As septic systems become more complex and expensive, landscaping to maximize their life is an excellent investment. This article tells you how.

What is a Septic System? A septic system treats both your home’s sewage and gray water from showers, sinks etc. All waste water is piped to a septic tank from where it is distributed after depositing the solids in the tank to any of several secondary treatment areas including sand filters, mound systems and/or drainfield before entering the groundwater.

How Landscaping Affects Your System: The secondary stage of treatment relies on aerobic bacteria to treat the water before it enters the groundwater. Light, water, air, chemicals and heat all affect these bacteria to varying degrees. When landscaping it is important to consult an expert when altering these conditions.

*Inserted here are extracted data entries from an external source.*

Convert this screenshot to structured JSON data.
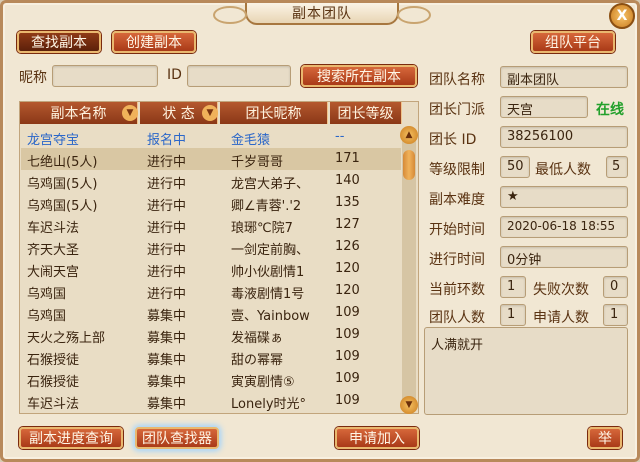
{
  "window": {
    "title": "副本团队",
    "close_label": "X"
  },
  "tabs": {
    "find": "查找副本",
    "create": "创建副本",
    "platform": "组队平台"
  },
  "search": {
    "nickname_label": "昵称",
    "nickname_value": "",
    "id_label": "ID",
    "id_value": "",
    "search_button": "搜索所在副本"
  },
  "table": {
    "headers": [
      "副本名称",
      "状 态",
      "团长昵称",
      "团长等级"
    ],
    "rows": [
      [
        "龙宫夺宝",
        "报名中",
        "金毛猿",
        "--"
      ],
      [
        "七绝山(5人)",
        "进行中",
        "千岁哥哥",
        "171"
      ],
      [
        "乌鸡国(5人)",
        "进行中",
        "龙宫大弟子、",
        "140"
      ],
      [
        "乌鸡国(5人)",
        "进行中",
        "卿∠青蓉'.'2",
        "135"
      ],
      [
        "车迟斗法",
        "进行中",
        "琅琊℃院7",
        "127"
      ],
      [
        "齐天大圣",
        "进行中",
        "一剑定前胸、",
        "126"
      ],
      [
        "大闹天宫",
        "进行中",
        "帅小伙剧情1",
        "120"
      ],
      [
        "乌鸡国",
        "进行中",
        "毒液剧情1号",
        "120"
      ],
      [
        "乌鸡国",
        "募集中",
        "壹、Yainbow",
        "109"
      ],
      [
        "天火之殇上部",
        "募集中",
        "发福碟ぁ",
        "109"
      ],
      [
        "石猴授徒",
        "募集中",
        "甜の幂幂",
        "109"
      ],
      [
        "石猴授徒",
        "募集中",
        "寅寅剧情⑤",
        "109"
      ],
      [
        "车迟斗法",
        "募集中",
        "Lonely时光°",
        "109"
      ]
    ]
  },
  "team": {
    "name_label": "团队名称",
    "name_value": "副本团队",
    "sect_label": "团长门派",
    "sect_value": "天宫",
    "online": "在线",
    "leader_id_label": "团长 ID",
    "leader_id_value": "38256100",
    "level_limit_label": "等级限制",
    "level_limit_value": "50",
    "min_people_label": "最低人数",
    "min_people_value": "5",
    "difficulty_label": "副本难度",
    "difficulty_value": "★",
    "start_label": "开始时间",
    "start_value": "2020-06-18 18:55",
    "elapsed_label": "进行时间",
    "elapsed_value": "0分钟",
    "round_label": "当前环数",
    "round_value": "1",
    "fail_label": "失败次数",
    "fail_value": "0",
    "members_label": "团队人数",
    "members_value": "1",
    "apply_label": "申请人数",
    "apply_value": "1",
    "notice": "人满就开"
  },
  "footer": {
    "progress": "副本进度查询",
    "finder": "团队查找器",
    "apply": "申请加入",
    "report": "举"
  },
  "colors": {
    "accent": "#a93a18",
    "online": "#22a02b",
    "highlight": "#2b67c9"
  }
}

Landscape Does and Don’ts:

  • Do request a copy of your septic “as-built” from the county Health Dept.
  • Do consult your septic designer or installer before changing areas over or within 25’ of your drainfield, sand filter or mound system.
  • Don’t burn over buried pipes: they melt!
  • Do keep irrigation to a minimum over marginal systems or sites with poor drainage. Divert run off away from your septic system.
  • Don’t bark, place plastic, or concrete over your secondary treatment area: it restricts air and has caused septic system failure through inducing anaerobic bacteria.
  • Don’t drive or place weights heavier than a riding lawn mower over your system (including livestock).
  • Do add septic “risers” to the lids of your septic tank if soil grade over the tank is deeper than 1’ and maintain easy access to the openings.
  • Do densely plant shallow rooted, evergreen plants over your secondary treatment area; it reduces water load on the system.
  • Don’t plant water seeking trees or shrubs close to the secondary treatment areas of your system: they will seek out the pipes.
  • Don’t add or remove soil over the secondary treatment area without consulting your installer.
  • Do plant water loving trees and shrubs at a safe distance around your or secondary treatment area (ultimate size of tree/shrub canopy should be horizontally more than 10 feet away). They will help lower the water table around the field, helpful on stressed systems.

A Few Landscape Ideas

Mound Systems: Small to medium sized evergreen shrubs can be planted attractively on the bottom half of the mound underplanted with groundcover. The mound can also be terraced or made into a gentle slope if the existing soil is left undisturbed and the soil required for this in brought in and added to it (being sure not to add any on the top of the mound).

Sand Filters: One of the nicest arbors I have seen was built to disguise a raised sand filter. Decks are another option, providing air flows freely through. Submerged sand filters can be treated like drainfields, only they are often more sensitive.

Drainfields: Lawn is an effective, common planting over drainfields. Others with the same type of root structure as lawn include drought tolerant evergreen groundcover such as thyme’s, Fragaria chiloensis and bulbs or perennials such as our native Sword Ferns and crocuses.